Avec l’arrivée de Tesla sur le marché automobile, la voiture est de plus en plus personnalisable au niveau du logiciel qui peut être modifié à n’importe quel moment de la vie du véhicule. De ce fait, la capacité de mettre à jour à distance les systèmes embarqués automobiles est devenue un enjeu technologique majeur pour les constructeurs. Cette volonté de mettre à jour les systèmes à distance est avant tout économique. D’une part, cela permet de diminuer les coûts de maintenance du logiciel car le rappel au garage n’est, dans ce cas, plus nécessaire. D’autre part, cela donne une image de marque pour attirer de nouveaux clients en proposant d’ajouter des options après l’achat du véhicule.
Tolérance aux Fautes Adaptative
Les premiers travaux de la Tolérance aux Fautes Adaptative ou Adaptive Fault Tolérance remontent à [Kim 1990], qui la définissent comme : « une approche permettant de répondre à l’exigence de tolérance aux fautes de façon dynamique et très variée en utilisant de manière efficace et adaptative un nombre limité et en constante évolution de ressources disponibles ». Considérée dans un premier temps comme une branche de la tolérance aux fautes encore sous sa forme naissante, l’AFT a suscité dans un second temps un intérêt croissant, devenant une méthode à part entière. L’AFT est à la tolérance aux fautes ce que la résilience est à la sûreté de fonctionnement. C’est un moyen d’améliorer la résilience d’un système, prenant en compte l’état courant de ce système au niveau des ressources, de leur état et de l’environnement source de perturbations.

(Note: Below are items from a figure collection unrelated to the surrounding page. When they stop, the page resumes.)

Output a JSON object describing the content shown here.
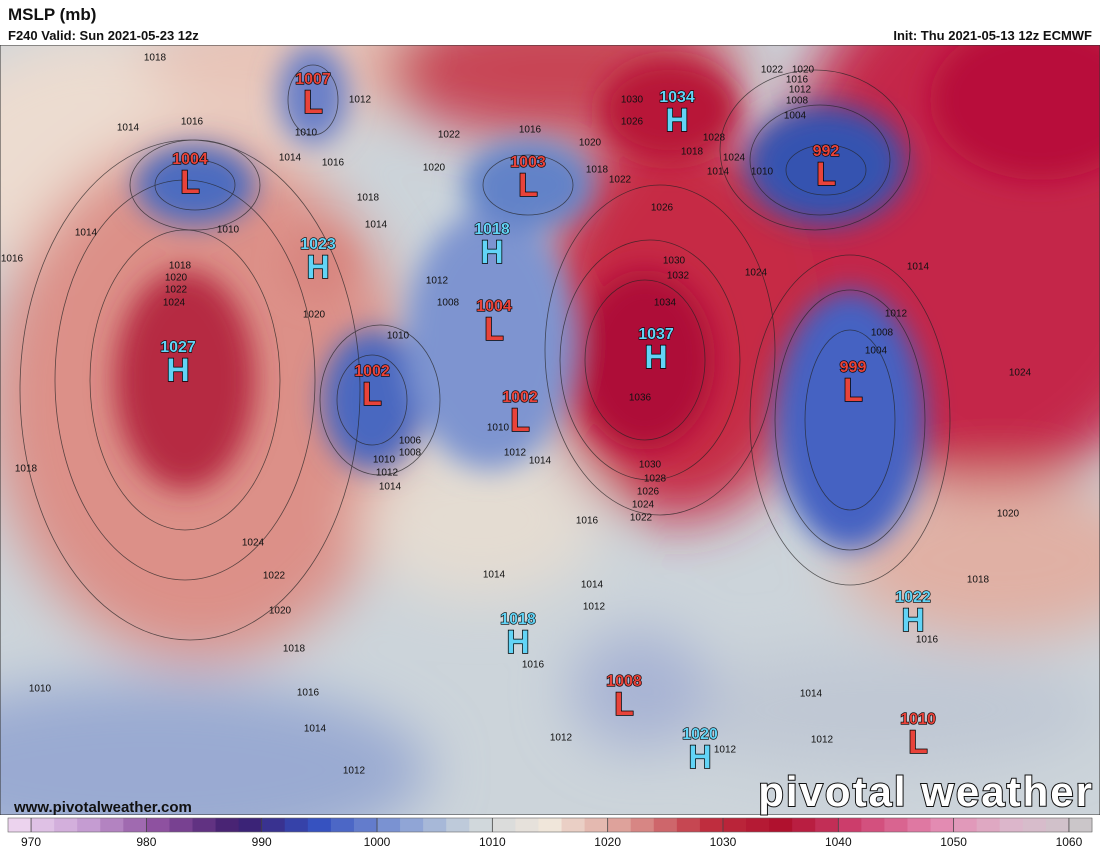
{
  "header": {
    "title": "MSLP (mb)",
    "valid": "F240 Valid: Sun 2021-05-23 12z",
    "init": "Init: Thu 2021-05-13 12z ECMWF"
  },
  "centers": [
    {
      "letter": "L",
      "value": 1007
    },
    {
      "letter": "L",
      "value": 1004
    },
    {
      "letter": "H",
      "value": 1023
    },
    {
      "letter": "H",
      "value": 1027
    },
    {
      "letter": "L",
      "value": 1003
    },
    {
      "letter": "H",
      "value": 1018
    },
    {
      "letter": "L",
      "value": 1004
    },
    {
      "letter": "L",
      "value": 1002
    },
    {
      "letter": "L",
      "value": 1002
    },
    {
      "letter": "H",
      "value": 1037
    },
    {
      "letter": "H",
      "value": 1034
    },
    {
      "letter": "L",
      "value": 992
    },
    {
      "letter": "L",
      "value": 999
    },
    {
      "letter": "H",
      "value": 1022
    },
    {
      "letter": "H",
      "value": 1018
    },
    {
      "letter": "L",
      "value": 1008
    },
    {
      "letter": "H",
      "value": 1020
    },
    {
      "letter": "L",
      "value": 1010
    }
  ],
  "contour_labels": [
    1018,
    1016,
    1014,
    1010,
    1012,
    1014,
    1016,
    1018,
    1014,
    1010,
    1014,
    1016,
    1018,
    1020,
    1022,
    1024,
    1020,
    1022,
    1020,
    1016,
    1020,
    1018,
    1022,
    1030,
    1026,
    1028,
    1018,
    1024,
    1014,
    1010,
    1022,
    1020,
    1016,
    1012,
    1008,
    1004,
    1026,
    1024,
    1014,
    1012,
    1008,
    1004,
    1024,
    1020,
    1018,
    1016,
    1014,
    1012,
    1012,
    1012,
    1016,
    1014,
    1012,
    1016,
    1022,
    1024,
    1026,
    1028,
    1030,
    1036,
    1034,
    1032,
    1030,
    1014,
    1012,
    1010,
    1008,
    1012,
    1010,
    1006,
    1008,
    1010,
    1012,
    1014,
    1014,
    1024,
    1022,
    1020,
    1018,
    1016,
    1014,
    1012,
    1010,
    1018
  ],
  "colorbar": {
    "lim": [
      968,
      1062
    ],
    "ticks": [
      970,
      980,
      990,
      1000,
      1010,
      1020,
      1030,
      1040,
      1050,
      1060
    ],
    "colors": [
      "#f2dcf2",
      "#c8a0d4",
      "#8a4c9c",
      "#3c1c6c",
      "#3450c0",
      "#8098d4",
      "#cdd6dc",
      "#f0e6da",
      "#dc9a94",
      "#c03040",
      "#b0102e",
      "#d04474",
      "#e488b0",
      "#dcb8cc",
      "#c8c8c8"
    ]
  },
  "footer": {
    "website": "www.pivotalweather.com",
    "watermark": "pivotal weather"
  }
}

Mécanismes de tolérance aux fautes adaptatifs
L’AFT se veut une solution pour répondre à une question simple : Les mécanismes de tolérance aux fautes ne sont valides que sous certaines hypothèses. Que faire si une ou plusieurs hypothèses changent au cours de la vie opérationnelle du système? Le principe de l’AFT va donc nécessiter trois exigences primordiales. Il faut que les FTM mis en place (1) puissent évoluer indépendamment de l’application fonctionnelle, (2) aient une architecture permettant d’être modifiée avec un impact minimum sur la disponibilité de l’application et (3) puissent être mis à jour à distance [Stoicescu 2011]. Pour répondre à ces trois exigences, nous utilisons les concepts de Separation of Concern (SoC) et de Design For Adaptation (D4A). Nous fonderons nos travaux sur ces même concepts.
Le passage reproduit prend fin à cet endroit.